Si nous voulons relancer le débat, il faut alors se demander quelles sont les conditions théoriques et politiques qui permettent de rouvrir une perspective de lutte sur le terrain réaliste de la construction subversive d’une Europe unie. C’est une question qui est aujourd’hui posée par les mouvements qui apprennent à lutter contre la crise à un niveau européen.
II. En quoi consiste le capitalisme financier et/ou biopolitique ? Il consiste en la subsomption de la société – plus exactement encore : de la vie elle-même – sous la domination du capital.

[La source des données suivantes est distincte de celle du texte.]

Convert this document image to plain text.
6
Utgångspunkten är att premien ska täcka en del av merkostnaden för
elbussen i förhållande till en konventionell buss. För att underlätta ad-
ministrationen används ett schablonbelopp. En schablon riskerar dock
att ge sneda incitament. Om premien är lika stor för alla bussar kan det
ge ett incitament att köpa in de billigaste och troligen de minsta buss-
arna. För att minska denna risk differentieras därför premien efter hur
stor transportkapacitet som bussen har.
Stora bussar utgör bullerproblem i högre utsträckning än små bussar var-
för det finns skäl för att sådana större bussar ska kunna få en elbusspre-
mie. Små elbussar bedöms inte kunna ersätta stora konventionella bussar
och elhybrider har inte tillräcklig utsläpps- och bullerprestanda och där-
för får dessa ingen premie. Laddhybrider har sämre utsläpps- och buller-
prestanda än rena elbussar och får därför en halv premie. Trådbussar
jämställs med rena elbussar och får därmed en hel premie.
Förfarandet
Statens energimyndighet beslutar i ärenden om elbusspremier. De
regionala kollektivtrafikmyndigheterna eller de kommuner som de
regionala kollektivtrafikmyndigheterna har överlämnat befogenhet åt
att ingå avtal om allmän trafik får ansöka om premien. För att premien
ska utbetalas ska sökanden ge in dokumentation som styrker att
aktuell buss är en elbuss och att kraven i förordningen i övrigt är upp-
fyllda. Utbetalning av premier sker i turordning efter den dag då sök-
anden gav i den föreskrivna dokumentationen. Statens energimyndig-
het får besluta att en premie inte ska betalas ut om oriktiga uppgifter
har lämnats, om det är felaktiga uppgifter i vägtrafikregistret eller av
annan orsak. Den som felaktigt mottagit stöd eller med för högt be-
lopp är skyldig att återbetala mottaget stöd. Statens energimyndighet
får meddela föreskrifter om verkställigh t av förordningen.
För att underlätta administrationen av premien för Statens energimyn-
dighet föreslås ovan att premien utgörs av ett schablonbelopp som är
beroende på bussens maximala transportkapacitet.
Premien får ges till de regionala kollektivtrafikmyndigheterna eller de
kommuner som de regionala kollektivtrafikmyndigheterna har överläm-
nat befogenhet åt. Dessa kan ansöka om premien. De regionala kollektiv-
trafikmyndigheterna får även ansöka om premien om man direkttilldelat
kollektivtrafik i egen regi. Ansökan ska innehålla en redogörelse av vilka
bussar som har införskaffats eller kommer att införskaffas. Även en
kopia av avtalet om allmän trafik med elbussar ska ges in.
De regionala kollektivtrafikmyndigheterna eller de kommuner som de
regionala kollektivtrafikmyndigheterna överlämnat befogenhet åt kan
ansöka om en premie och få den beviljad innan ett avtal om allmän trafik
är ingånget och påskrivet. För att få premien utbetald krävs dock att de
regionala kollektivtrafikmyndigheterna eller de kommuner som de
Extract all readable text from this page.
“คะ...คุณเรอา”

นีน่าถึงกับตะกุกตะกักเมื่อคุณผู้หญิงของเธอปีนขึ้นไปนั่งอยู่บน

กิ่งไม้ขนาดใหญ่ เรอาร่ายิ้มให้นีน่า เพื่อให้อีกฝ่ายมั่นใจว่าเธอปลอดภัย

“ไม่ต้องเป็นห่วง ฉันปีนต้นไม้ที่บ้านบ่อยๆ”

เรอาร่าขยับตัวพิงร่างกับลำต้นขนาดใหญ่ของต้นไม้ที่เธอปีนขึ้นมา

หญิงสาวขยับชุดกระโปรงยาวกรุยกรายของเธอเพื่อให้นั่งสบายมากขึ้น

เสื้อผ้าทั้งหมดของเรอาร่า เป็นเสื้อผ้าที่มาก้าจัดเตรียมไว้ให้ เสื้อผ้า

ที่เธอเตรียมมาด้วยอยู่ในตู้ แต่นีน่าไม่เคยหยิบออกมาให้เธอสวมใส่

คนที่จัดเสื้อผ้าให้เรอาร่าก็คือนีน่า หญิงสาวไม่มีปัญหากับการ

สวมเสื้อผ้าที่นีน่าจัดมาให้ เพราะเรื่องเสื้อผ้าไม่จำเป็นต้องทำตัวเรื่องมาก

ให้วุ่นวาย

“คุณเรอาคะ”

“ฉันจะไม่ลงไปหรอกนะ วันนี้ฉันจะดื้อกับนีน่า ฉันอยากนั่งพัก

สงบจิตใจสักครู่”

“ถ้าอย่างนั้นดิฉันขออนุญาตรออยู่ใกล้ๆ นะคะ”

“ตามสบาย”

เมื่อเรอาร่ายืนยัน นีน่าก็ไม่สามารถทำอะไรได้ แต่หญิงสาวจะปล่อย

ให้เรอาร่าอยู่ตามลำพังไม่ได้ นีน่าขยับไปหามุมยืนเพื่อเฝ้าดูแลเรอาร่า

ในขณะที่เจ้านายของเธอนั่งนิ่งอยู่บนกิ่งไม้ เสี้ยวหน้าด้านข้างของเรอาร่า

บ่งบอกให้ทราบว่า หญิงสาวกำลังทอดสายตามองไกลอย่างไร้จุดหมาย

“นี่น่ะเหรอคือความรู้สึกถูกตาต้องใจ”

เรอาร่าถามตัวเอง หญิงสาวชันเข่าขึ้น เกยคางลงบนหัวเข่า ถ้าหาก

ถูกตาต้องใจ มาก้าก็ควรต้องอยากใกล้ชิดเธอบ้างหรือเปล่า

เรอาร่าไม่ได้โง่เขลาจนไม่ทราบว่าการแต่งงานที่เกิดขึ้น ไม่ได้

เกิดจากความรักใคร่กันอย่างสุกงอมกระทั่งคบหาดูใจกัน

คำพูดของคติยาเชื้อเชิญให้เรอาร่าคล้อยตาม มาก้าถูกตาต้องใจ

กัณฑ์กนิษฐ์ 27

Comment le commandement des marchés sur la structure de la société s’exerce-t-il ? Je ne peux bien entendu pas m’arrêter sur ce point : je me bornerai à dire que ce pouvoir fonctionne à travers un usage de plus en plus important du contrôle monétaire – un contrôle monétaire dont la finalité est l’accumulation de la rente financière. Celle-ci réorganise les rapports productifs et reproductifs selon des schémas d’approfondissement et d’intensification des dispositifs d’exploitation : parfois, jusqu’à prendre la forme d’une véritable nouvelle accumulation primitive, pour reprendre les termes de Marx. Les marchés financiers, qui recherchent une valorisation maximale, privilégient, d’une part, les industries de la « production de l’homme pour l’homme », c’est-à-dire le Welfare, les services productifs métropolitains y compris les services informatiques ; et de l’autre, les industries extractives, énergétiques, les industries d’agrobusiness, et toutes celles qui plus généralement s’appliquent à la nature…
Souvent, il s’agit, je l’ai déjà dit, d’une nouvelle figure de l’accumulation originaire, dans laquelle l’appropriation capitaliste s’applique à la mise au travail, et donc à l’exploitation, du Bios (c’est-à-dire de la vie de l’homme, à laquelle il faut cependant ajouter le milieu naturel dans lequel elle prend place et avec lequel elle interagit), à la captation de la valeur exprimée par la société tout entière, qui s’en trouve du même coup dépossédée. Une première définition de ce « commun », que les mouvements recherchent aujourd’hui, pourrait donc paradoxalement consister en ceci : le renversement communiste de l’appropriation capitaliste dans toute son étendue.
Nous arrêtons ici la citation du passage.